To see economic and political processes in the present and future as simply a continuation, with slight modifications, of the past is analytically mistaken and politically counterproductive. A vibrant, open ended Marxism should take into account discontinuities, changing conjunctures, and new phenomena at the national and global level that emerge in the course of capitalist development and modify, not only the conditions for the production and realization of surplus value, but also class and democratic struggles at the national and global level. When these modifications are deep going and thus possess potential for far reaching economic, social, and political change, adjustments in strategy and tactics in an expansive and flexible direction are usually in order.
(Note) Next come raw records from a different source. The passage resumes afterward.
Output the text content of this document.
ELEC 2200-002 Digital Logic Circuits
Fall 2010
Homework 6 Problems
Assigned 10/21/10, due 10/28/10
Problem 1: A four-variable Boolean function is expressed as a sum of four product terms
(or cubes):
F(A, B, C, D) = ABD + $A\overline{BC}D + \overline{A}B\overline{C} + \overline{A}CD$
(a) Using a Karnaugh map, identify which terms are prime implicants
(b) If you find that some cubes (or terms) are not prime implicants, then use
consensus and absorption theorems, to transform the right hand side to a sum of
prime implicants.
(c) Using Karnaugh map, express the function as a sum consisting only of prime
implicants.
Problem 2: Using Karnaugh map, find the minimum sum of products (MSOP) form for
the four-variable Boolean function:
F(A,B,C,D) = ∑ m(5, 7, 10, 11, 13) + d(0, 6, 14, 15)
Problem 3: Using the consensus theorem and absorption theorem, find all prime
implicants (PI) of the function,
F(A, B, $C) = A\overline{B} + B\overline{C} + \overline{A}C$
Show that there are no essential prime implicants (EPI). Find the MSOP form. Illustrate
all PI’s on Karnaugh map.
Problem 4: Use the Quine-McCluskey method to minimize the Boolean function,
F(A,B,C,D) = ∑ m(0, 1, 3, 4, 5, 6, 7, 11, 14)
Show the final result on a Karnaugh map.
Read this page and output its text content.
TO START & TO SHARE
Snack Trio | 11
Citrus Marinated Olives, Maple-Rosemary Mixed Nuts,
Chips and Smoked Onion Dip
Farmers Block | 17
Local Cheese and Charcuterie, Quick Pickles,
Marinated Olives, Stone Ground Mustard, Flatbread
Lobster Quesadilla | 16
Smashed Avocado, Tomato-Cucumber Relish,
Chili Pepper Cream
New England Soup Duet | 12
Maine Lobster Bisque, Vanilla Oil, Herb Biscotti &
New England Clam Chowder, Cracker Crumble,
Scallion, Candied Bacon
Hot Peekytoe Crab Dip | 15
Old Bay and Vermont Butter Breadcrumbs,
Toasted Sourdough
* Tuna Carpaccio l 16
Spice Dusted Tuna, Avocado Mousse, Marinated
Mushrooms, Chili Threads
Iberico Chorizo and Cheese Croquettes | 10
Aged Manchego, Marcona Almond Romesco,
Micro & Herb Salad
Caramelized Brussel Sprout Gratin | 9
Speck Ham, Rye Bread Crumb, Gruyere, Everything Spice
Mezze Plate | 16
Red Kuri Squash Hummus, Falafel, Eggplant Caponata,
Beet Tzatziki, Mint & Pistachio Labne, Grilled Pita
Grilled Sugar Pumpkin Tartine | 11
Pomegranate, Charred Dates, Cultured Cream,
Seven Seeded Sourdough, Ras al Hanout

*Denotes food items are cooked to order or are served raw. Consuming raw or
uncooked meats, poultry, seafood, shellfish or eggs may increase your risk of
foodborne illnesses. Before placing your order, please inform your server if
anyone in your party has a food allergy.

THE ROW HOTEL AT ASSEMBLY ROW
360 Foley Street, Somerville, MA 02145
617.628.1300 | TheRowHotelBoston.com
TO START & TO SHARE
More an art than a science

The political coalition that scored victories last fall at the ballot box and this spring in the halls of Congress stretches from conservative William Kristol to CEO JPMorgan Chase Jamie Dimon to President Biden to AFL-CIO leader Richard Trumka to Senator Bernie Sanders to AOC to long time radical Black activist Angela Davis. Like any coalition that is politically and socially diverse, it possesses, seldom in equal measure and rarely in a static state, cooperative and contested relations that structure and animate its interactions and policies.
 
Setting the agenda and defining the terms of engagement in this far flung coalition is the Biden administration. This isn’t to say that others in this coalition are voiceless or passive actors. Not at all.
 
Each presses its demands and priorities. Where differences and tensions arise (and they are inevitable), they usually pivot not around the direction, but the pace, scale, and scope of the reform process. Only on matters of foreign policy where the administration’s approach fits into the old Washington consensus are the differences of a more fundamental nature.
 
In these circumstances, politics becomes more an art than a science, in which differences are articulated and pressed, but not in such a way that they shred the threads of unity and cooperation on a wide range of issues. After all, unity was the template of last year’s victory at the ballot box and this year’s legislative successes, not to mention the main requirement to carry this coalition across the finish line victoriously in next year’s elections.
 
This coalition, to say the obvious, is locked into a titanic battle against another coalition that is its mirror opposite – white nationalist, authoritarian, and revanchist. And, without any sense of exaggeration, its outcome will position the country to either address the great challenges that it faces or throw it on a long, downward, and chaotic trajectory. If the latter, It may not end in “barbarism,” but the resemblance will be unmistakable and no exit will be in sight.